Now Trump’s plan is clear. The General Services Administration (GSA), which owns and operates most of the nation’s federal office buildings, listed the Wilbur Cohen property as an asset for accelerated disposition last year for the purpose of selling it off to a private owner. The building has more than 1 million square feet of rentable office space, but a developer would more likely prefer to tear it down and build their own project, preservationists said.
That revelation sparked fear among activists who have been mobilizing to defend the landmark. Lawson has been reaching out to his email list of 4 million Social Security recipients, whom he said overwhelmingly oppose such a move, while artists and preservationists, including FDR’s grandson Jim Roosevelt, have signed a letter to save the building.
The GSA’s move even drew attention from Congress. Maine Democratic Rep. Chellie Pingree, co-chair of the bipartisan Congressional Arts Caucus, vowed to “fight this reckless plan and to protect our cultural institutions from this inconsiderate and destructive Administration.”
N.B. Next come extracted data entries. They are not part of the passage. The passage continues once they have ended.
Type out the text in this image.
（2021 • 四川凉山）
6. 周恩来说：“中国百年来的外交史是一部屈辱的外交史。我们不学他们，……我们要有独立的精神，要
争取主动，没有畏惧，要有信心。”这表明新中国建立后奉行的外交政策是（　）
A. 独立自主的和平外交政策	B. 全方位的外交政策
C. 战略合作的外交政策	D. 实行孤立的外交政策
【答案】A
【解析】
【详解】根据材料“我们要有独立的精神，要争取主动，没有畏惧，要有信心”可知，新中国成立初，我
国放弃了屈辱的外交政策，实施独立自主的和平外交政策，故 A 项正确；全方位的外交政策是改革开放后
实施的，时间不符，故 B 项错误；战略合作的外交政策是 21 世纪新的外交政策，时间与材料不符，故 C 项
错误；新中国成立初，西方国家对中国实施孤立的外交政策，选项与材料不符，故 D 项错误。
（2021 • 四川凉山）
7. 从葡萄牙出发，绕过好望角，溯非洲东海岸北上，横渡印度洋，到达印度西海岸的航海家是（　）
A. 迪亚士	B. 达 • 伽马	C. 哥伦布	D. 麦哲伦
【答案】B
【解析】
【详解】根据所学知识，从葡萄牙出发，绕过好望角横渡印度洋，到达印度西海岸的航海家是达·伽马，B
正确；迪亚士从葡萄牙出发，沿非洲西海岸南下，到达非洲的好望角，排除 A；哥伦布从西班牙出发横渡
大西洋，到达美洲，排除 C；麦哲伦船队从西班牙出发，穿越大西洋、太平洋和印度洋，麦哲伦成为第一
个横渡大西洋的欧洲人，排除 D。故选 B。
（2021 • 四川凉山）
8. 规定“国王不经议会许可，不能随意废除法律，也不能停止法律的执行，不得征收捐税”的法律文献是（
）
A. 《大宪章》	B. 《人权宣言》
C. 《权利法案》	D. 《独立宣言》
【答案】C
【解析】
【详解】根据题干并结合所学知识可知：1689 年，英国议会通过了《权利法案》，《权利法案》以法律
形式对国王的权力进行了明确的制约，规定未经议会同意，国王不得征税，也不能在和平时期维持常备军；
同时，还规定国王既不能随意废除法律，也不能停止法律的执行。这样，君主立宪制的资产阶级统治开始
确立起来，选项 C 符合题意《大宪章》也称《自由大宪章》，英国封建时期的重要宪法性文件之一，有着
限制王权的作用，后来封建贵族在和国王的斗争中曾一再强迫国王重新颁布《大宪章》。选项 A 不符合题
“The building, which is on the National Register of Historic Places, and its art belong to the American people and represent a unique era when our government recognized the importance of investing in public art and memorializing landmark legislative accomplishments like the Social Security Act,” Pingress said in a statement to Hyperallergic. “Demolition would be a devastating and irreversible loss.”
Artist Absurdly Well, who co-authored the recent petition, said the Trump administration was seeking to erase the country’s memory and history as it seeks to dismantle the anti-poverty systems Americans have relied on for generations.
“Artists everywhere should be enraged by this. That rage needs to go back into studios, apartments, and then back into the streets. We need art in public space that says: You do not get to erase this narrative,” he said in a statement to Hyperallergic. “This history matters.”